I sit up and reach for my phone. I stop myself and relax.

“Homeless” is too strong a word. People get offended when you say it. Even though it’s what you are. He works his craft. Homeless? Noooo. Not you! They don’t want to believe it. So I lied or talked around it.

Interviewer rubs brown beard. Until you become the highest-paid actor. Ever.

Hands up touchdown. Until then.

The symmetry is almost lost on me I’m so relaxed and comfortable. My phone vibrates. Text request from the school secretary, Maggy, asking me to sub Monday. I thought I powered my phone off. Text back, I’ll be there. Hollywood steps out the guest bedroom.

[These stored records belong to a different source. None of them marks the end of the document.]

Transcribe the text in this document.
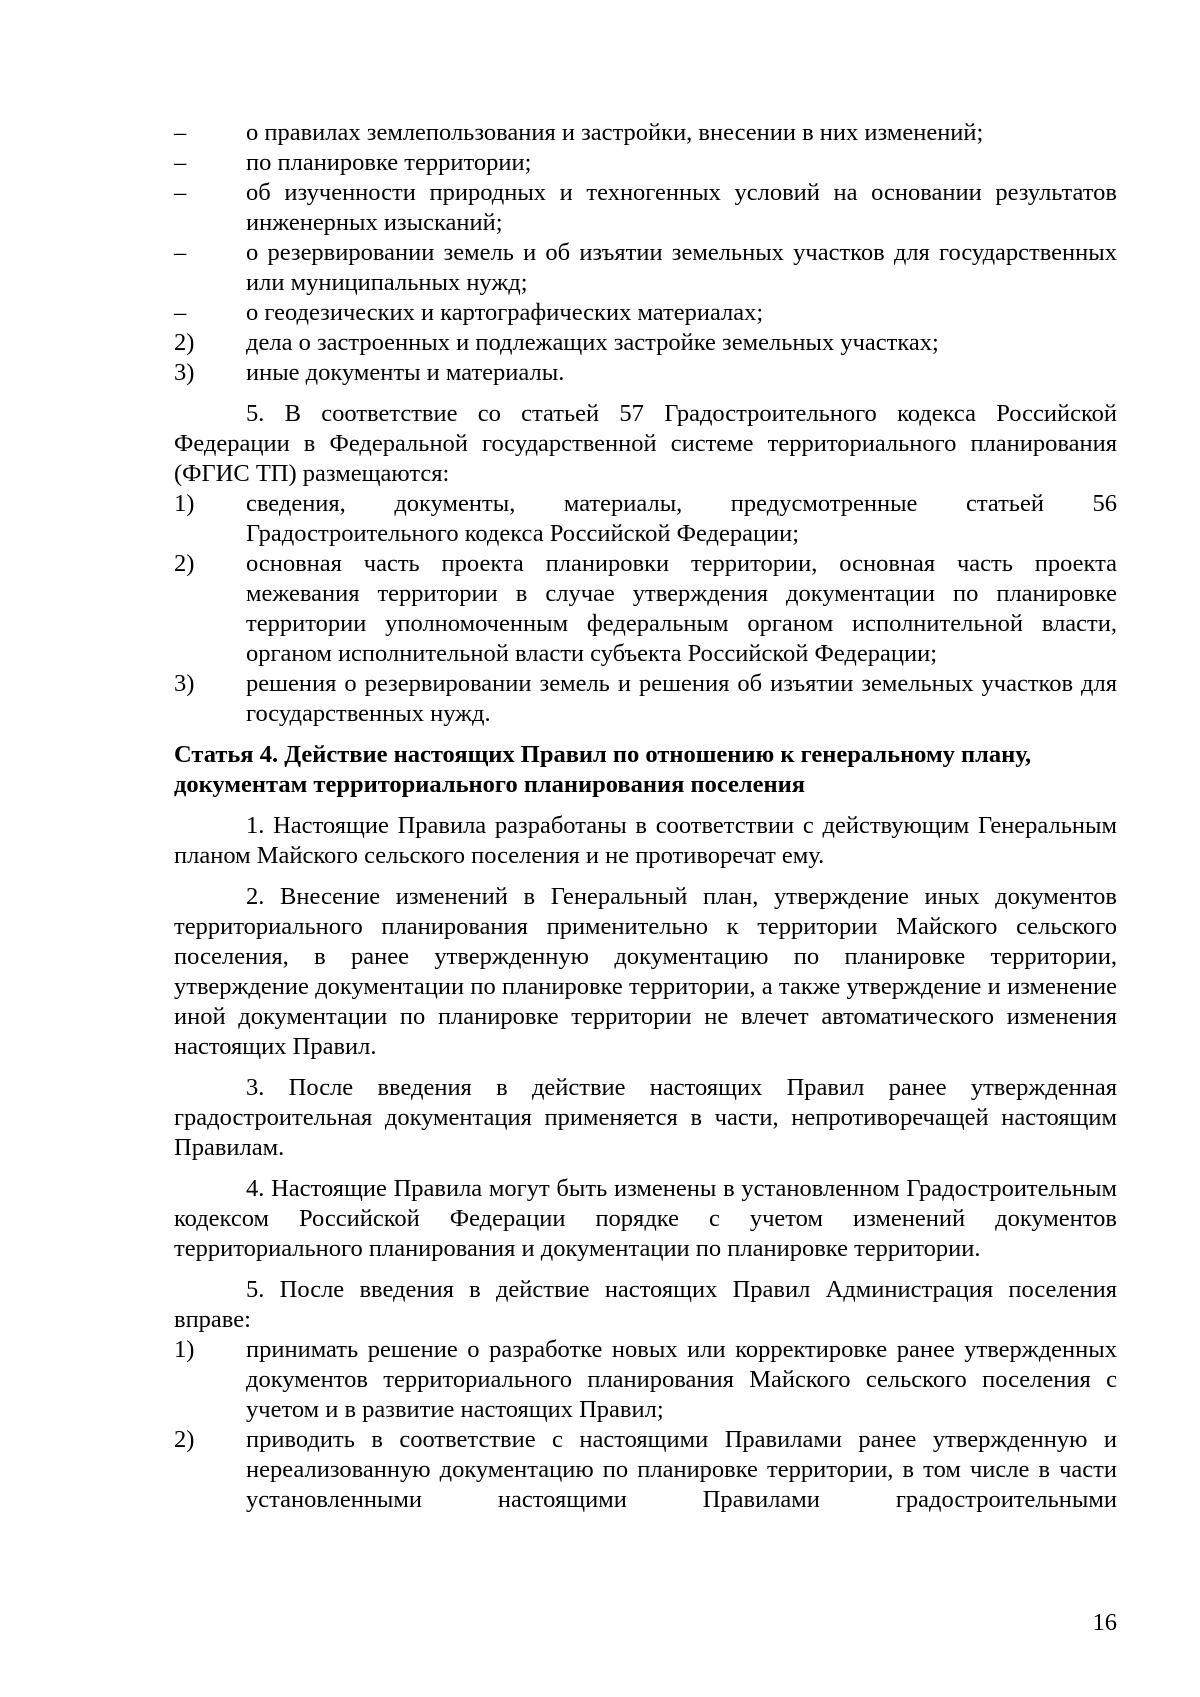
–	о правилах землепользования и застройки, внесении в них изменений;
–	по планировке территории;
–	об изученности природных и техногенных условий на основании результатов инженерных изысканий;
–	о резервировании земель и об изъятии земельных участков для государственных или муниципальных нужд;
–	о геодезических и картографических материалах;
2)	дела о застроенных и подлежащих застройке земельных участках;
3)	иные документы и материалы.

5. В соответствие со статьей 57 Градостроительного кодекса Российской Федерации в Федеральной государственной системе территориального планирования (ФГИС ТП) размещаются:

1)	сведения, документы, материалы, предусмотренные статьей 56 Градостроительного кодекса Российской Федерации;
2)	основная часть проекта планировки территории, основная часть проекта межевания территории в случае утверждения документации по планировке территории уполномоченным федеральным органом исполнительной власти, органом исполнительной власти субъекта Российской Федерации;
3)	решения о резервировании земель и решения об изъятии земельных участков для государственных нужд.
Статья 4. Действие настоящих Правил по отношению к генеральному плану, документам территориального планирования поселения

1. Настоящие Правила разработаны в соответствии с действующим Генеральным планом Майского сельского поселения и не противоречат ему.

2. Внесение изменений в Генеральный план, утверждение иных документов территориального планирования применительно к территории Майского сельского поселения, в ранее утвержденную документацию по планировке территории, утверждение документации по планировке территории, а также утверждение и изменение иной документации по планировке территории не влечет автоматического изменения настоящих Правил.

3. После введения в действие настоящих Правил ранее утвержденная градостроительная документация применяется в части, непротиворечащей настоящим Правилам.

4. Настоящие Правила могут быть изменены в установленном Градостроительным кодексом Российской Федерации порядке с учетом изменений документов территориального планирования и документации по планировке территории.

5. После введения в действие настоящих Правил Администрация поселения вправе:

1)	принимать решение о разработке новых или корректировке ранее утвержденных документов территориального планирования Майского сельского поселения с учетом и в развитие настоящих Правил;
2)	приводить в соответствие с настоящими Правилами ранее утвержденную и нереализованную документацию по планировке территории, в том числе в части установленными настоящими Правилами градостроительными
16
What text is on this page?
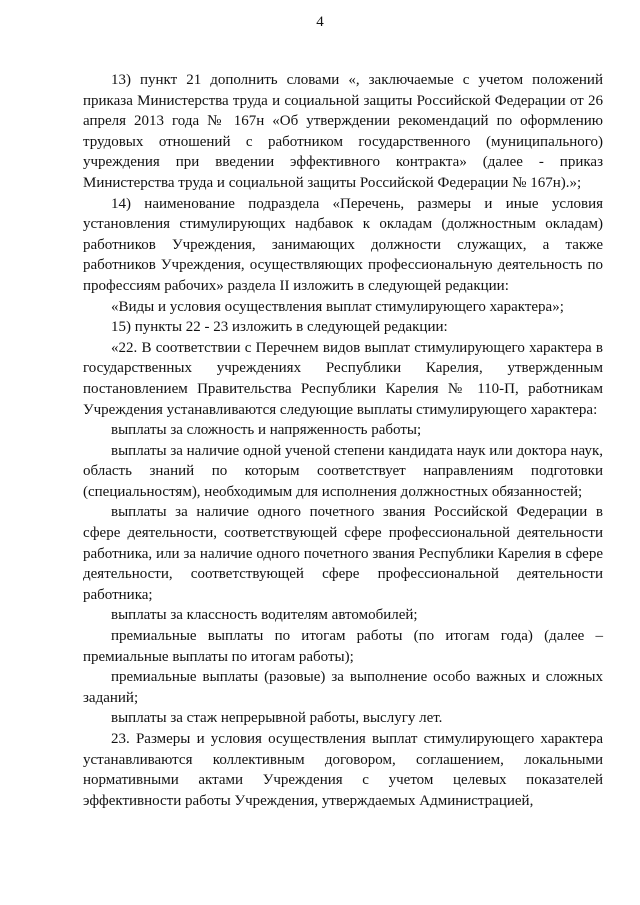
4

13) пункт 21 дополнить словами «, заключаемые с учетом положений приказа Министерства труда и социальной защиты Российской Федерации от 26 апреля 2013 года № 167н «Об утверждении рекомендаций по оформлению трудовых отношений с работником государственного (муниципального) учреждения при введении эффективного контракта» (далее - приказ Министерства труда и социальной защиты Российской Федерации № 167н).»;

14) наименование подраздела «Перечень, размеры и иные условия установления стимулирующих надбавок к окладам (должностным окладам) работников Учреждения, занимающих должности служащих, а также работников Учреждения, осуществляющих профессиональную деятельность по профессиям рабочих» раздела II изложить в следующей редакции:

«Виды и условия осуществления выплат стимулирующего характера»;

15) пункты 22 - 23 изложить в следующей редакции:

«22. В соответствии с Перечнем видов выплат стимулирующего характера в государственных учреждениях Республики Карелия, утвержденным постановлением Правительства Республики Карелия № 110-П, работникам Учреждения устанавливаются следующие выплаты стимулирующего характера:

выплаты за сложность и напряженность работы;

выплаты за наличие одной ученой степени кандидата наук или доктора наук, область знаний по которым соответствует направлениям подготовки (специальностям), необходимым для исполнения должностных обязанностей;

выплаты за наличие одного почетного звания Российской Федерации в сфере деятельности, соответствующей сфере профессиональной деятельности работника, или за наличие одного почетного звания Республики Карелия в сфере деятельности, соответствующей сфере профессиональной деятельности работника;

выплаты за классность водителям автомобилей;

премиальные выплаты по итогам работы (по итогам года) (далее – премиальные выплаты по итогам работы);

премиальные выплаты (разовые) за выполнение особо важных и сложных заданий;

выплаты за стаж непрерывной работы, выслугу лет.

23. Размеры и условия осуществления выплат стимулирующего характера устанавливаются коллективным договором, соглашением, локальными нормативными актами Учреждения с учетом целевых показателей эффективности работы Учреждения, утверждаемых Администрацией,
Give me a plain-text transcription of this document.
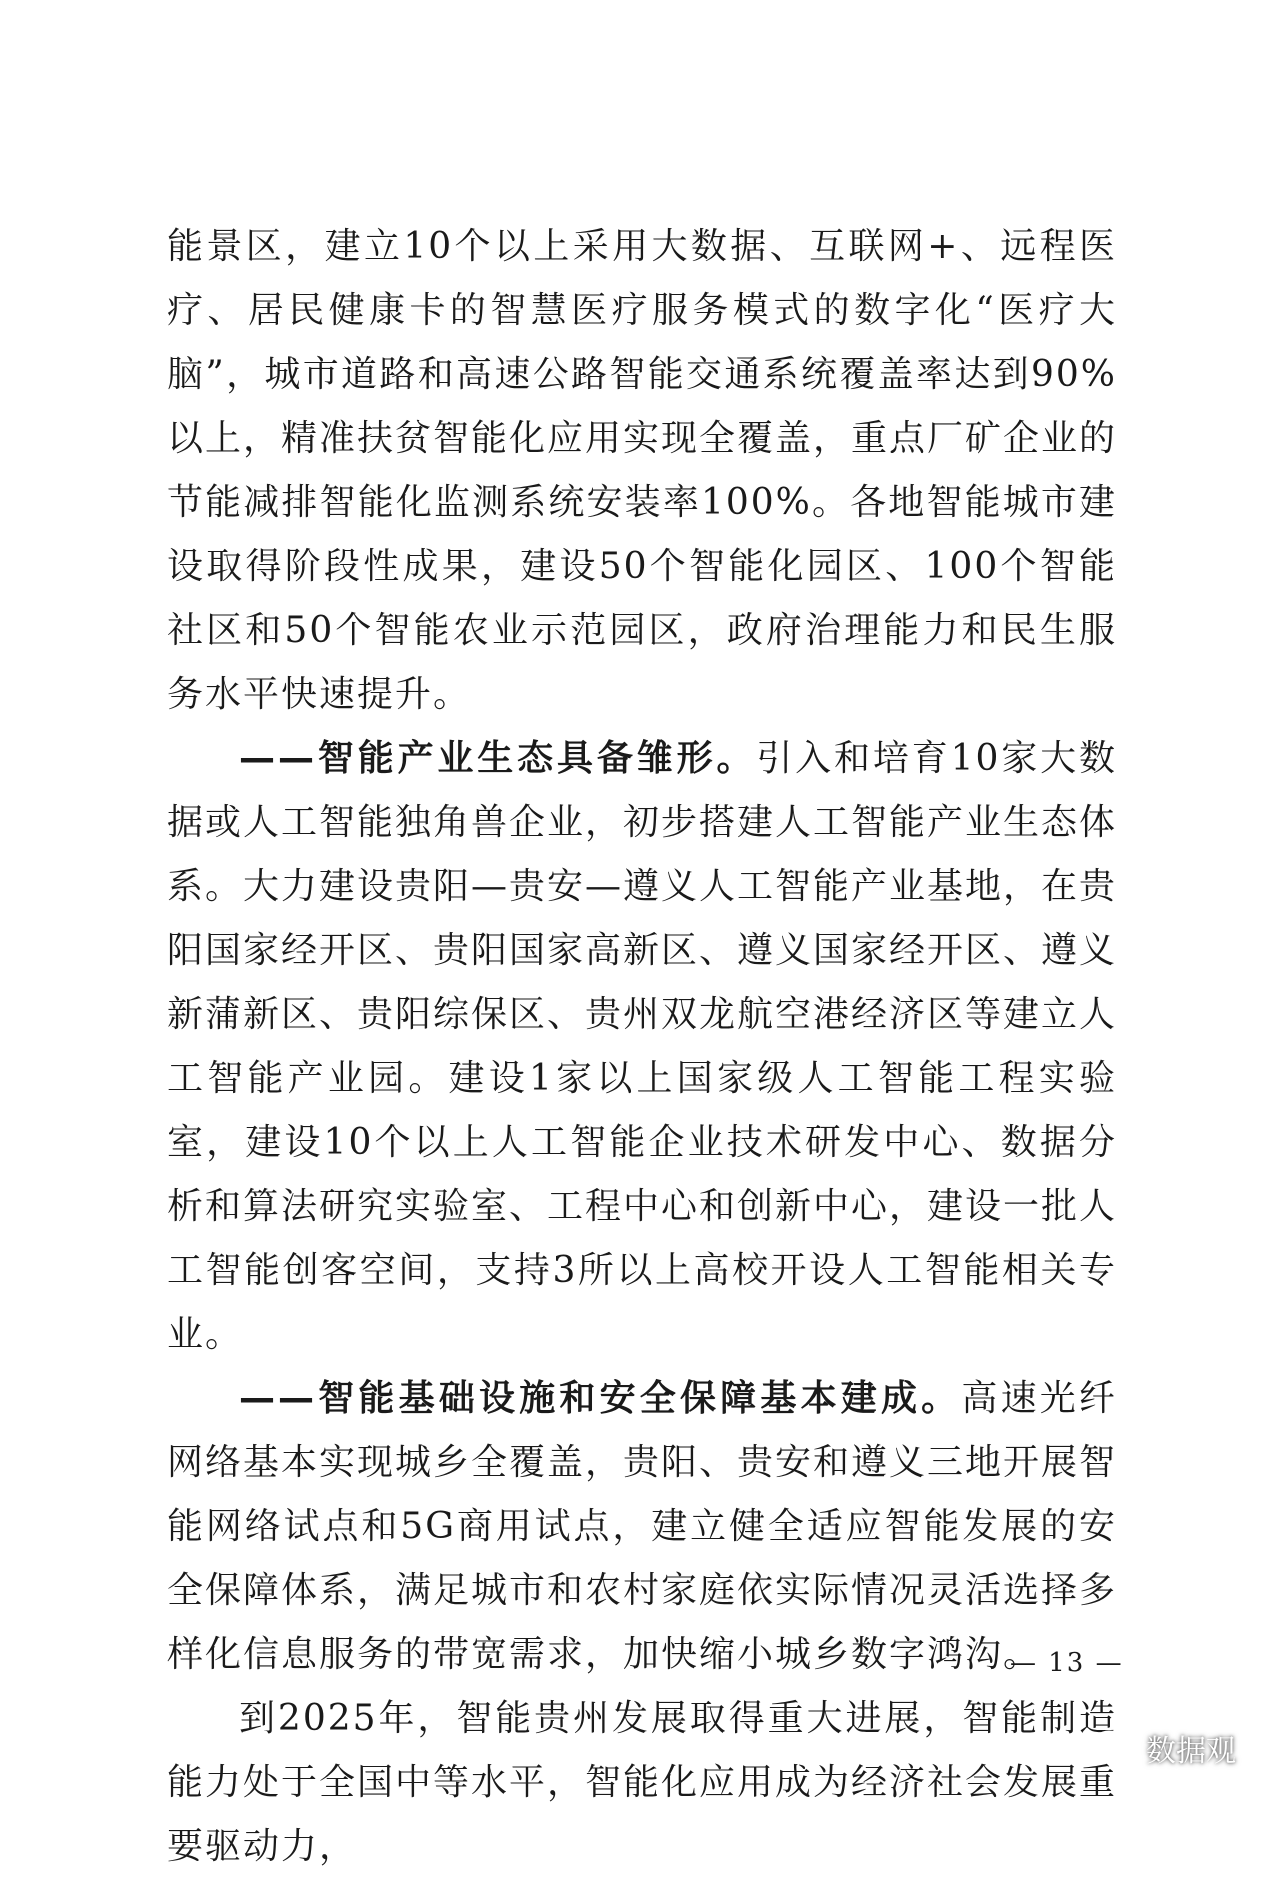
能景区，建立10个以上采用大数据、互联网+、远程医疗、居民健康卡的智慧医疗服务模式的数字化“医疗大脑”，城市道路和高速公路智能交通系统覆盖率达到90%以上，精准扶贫智能化应用实现全覆盖，重点厂矿企业的节能减排智能化监测系统安装率100%。各地智能城市建设取得阶段性成果，建设50个智能化园区、100个智能社区和50个智能农业示范园区，政府治理能力和民生服务水平快速提升。

——智能产业生态具备雏形。引入和培育10家大数据或人工智能独角兽企业，初步搭建人工智能产业生态体系。大力建设贵阳—贵安—遵义人工智能产业基地，在贵阳国家经开区、贵阳国家高新区、遵义国家经开区、遵义新蒲新区、贵阳综保区、贵州双龙航空港经济区等建立人工智能产业园。建设1家以上国家级人工智能工程实验室，建设10个以上人工智能企业技术研发中心、数据分析和算法研究实验室、工程中心和创新中心，建设一批人工智能创客空间，支持3所以上高校开设人工智能相关专业。

——智能基础设施和安全保障基本建成。高速光纤网络基本实现城乡全覆盖，贵阳、贵安和遵义三地开展智能网络试点和5G商用试点，建立健全适应智能发展的安全保障体系，满足城市和农村家庭依实际情况灵活选择多样化信息服务的带宽需求，加快缩小城乡数字鸿沟。

到2025年，智能贵州发展取得重大进展，智能制造能力处于全国中等水平，智能化应用成为经济社会发展重要驱动力，

— 13 —
数据观
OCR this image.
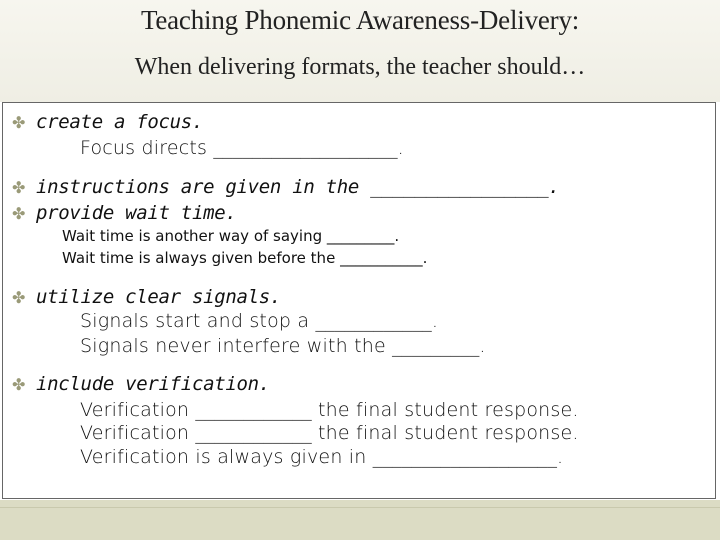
Teaching Phonemic Awareness-Delivery:
When delivering formats, the teacher should…
✤ create a focus.
Focus directs ___________________.
✤ instructions are given in the ________________.
✤ provide wait time.
Wait time is another way of saying _________.
Wait time is always given before the ___________.
✤ utilize clear signals.
Signals start and stop a ____________.
Signals never interfere with the _________.
✤ include verification.
Verification ____________ the final student response.
Verification ____________ the final student response.
Verification is always given in ___________________.
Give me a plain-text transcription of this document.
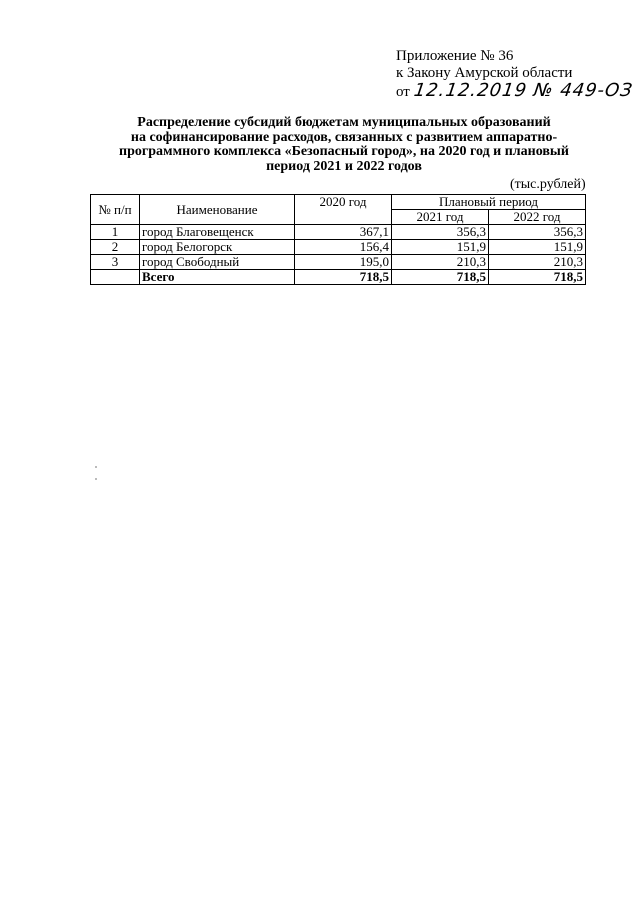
Приложение № 36
к Закону Амурской области
от 12.12.2019 № 449-ОЗ
Распределение субсидий бюджетам муниципальных образований
на софинансирование расходов, связанных с развитием аппаратно-
программного комплекса «Безопасный город», на 2020 год и плановый
период 2021 и 2022 годов
(тыс.рублей)
№ п/п	Наименование	2020 год	Плановый период	
			2021 год	2022 год
1	город Благовещенск	367,1	356,3	356,3
2	город Белогорск	156,4	151,9	151,9
3	город Свободный	195,0	210,3	210,3
	Всего	718,5	718,5	718,5
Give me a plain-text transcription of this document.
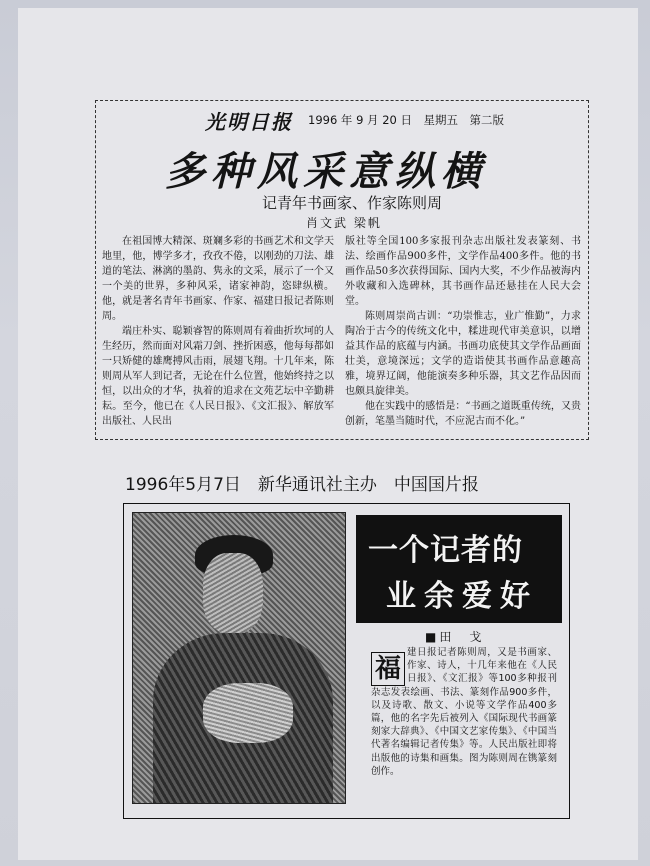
光明日报 1996 年 9 月 20 日　星期五　第二版
多种风采意纵横
记青年书画家、作家陈则周
肖文武 梁帆

在祖国博大精深、斑斓多彩的书画艺术和文学天地里，他，博学多才，孜孜不倦，以刚劲的刀法、雄道的笔法、淋漓的墨韵、隽永的文采，展示了一个又一个美的世界，多种风采，诸家神韵，恣肆纵横。他，就是著名青年书画家、作家、福建日报记者陈则周。

端庄朴实、聪颖睿智的陈则周有着曲折坎坷的人生经历，然而面对风霜刀剑、挫折困惑，他每每都如一只矫健的雄鹰搏风击雨，展翅飞翔。十几年来，陈则周从军人到记者，无论在什么位置，他始终持之以恒，以出众的才华，执着的追求在文苑艺坛中辛勤耕耘。至今，他已在《人民日报》、《文汇报》、解放军出版社、人民出

版社等全国100多家报刊杂志出版社发表篆刻、书法、绘画作品900多件，文学作品400多件。他的书画作品50多次获得国际、国内大奖，不少作品被海内外收藏和入选碑林，其书画作品还悬挂在人民大会堂。

陈则周崇尚古训：“功崇惟志，业广惟勤”，力求陶冶于古今的传统文化中，糅进现代审美意识，以增益其作品的底蕴与内涵。书画功底使其文学作品画面壮美，意境深远；文学的造诣使其书画作品意趣高雅，境界辽阔，他能演奏多种乐器，其文艺作品因而也颇具旋律美。

他在实践中的感悟是：“书画之道既重传统，又贵创新，笔墨当随时代，不应泥古而不化。”

1996年5月7日　新华通讯社主办　中国国片报
一个记者的
业余爱好
■田　戈
建日报记者陈则周，又是书画家、作家、诗人，十几年来他在《人民日报》、《文汇报》等100多种报刊杂志发表绘画、书法、篆刻作品900多件，以及诗歌、散文、小说等文学作品400多篇，他的名字先后被列入《国际现代书画篆刻家大辞典》、《中国文艺家传集》、《中国当代著名编辑记者传集》等。人民出版社即将出版他的诗集和画集。图为陈则周在镌篆刻创作。
福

You still up? He opens the fridge and takes a carton of orange juice to the face. What’s the matter? You need a bedtime story?

This dude made a hundred million dollars last year, I tell him.

Must be nice. Hollywood yawns. Aight, bro. He starts back. Link me in the morning before you kick off.

Bet.

I wish you could smell this apartment. I’m going to find a way to embed the pages with scent because it changes everything. On cue Row steps out.

You want one pillow or two? she asks.

One’s fine. I thank her.

She disappears around the corner and returns with pillows and a blanket. There’s food in the fridge. Help yourself to all of it, please. Cups might be in the dishwasher.

I got you. Thanks, Row.

Of course. Night night. She smiles and walks off.

I fold a pillow in half and lie out on the floor. The studio audience applauds. Actor shakes hands with brown-bearded interviewer. It’s a small, subtle moment, but I appreciate it. It makes more sense now why I had to stay up.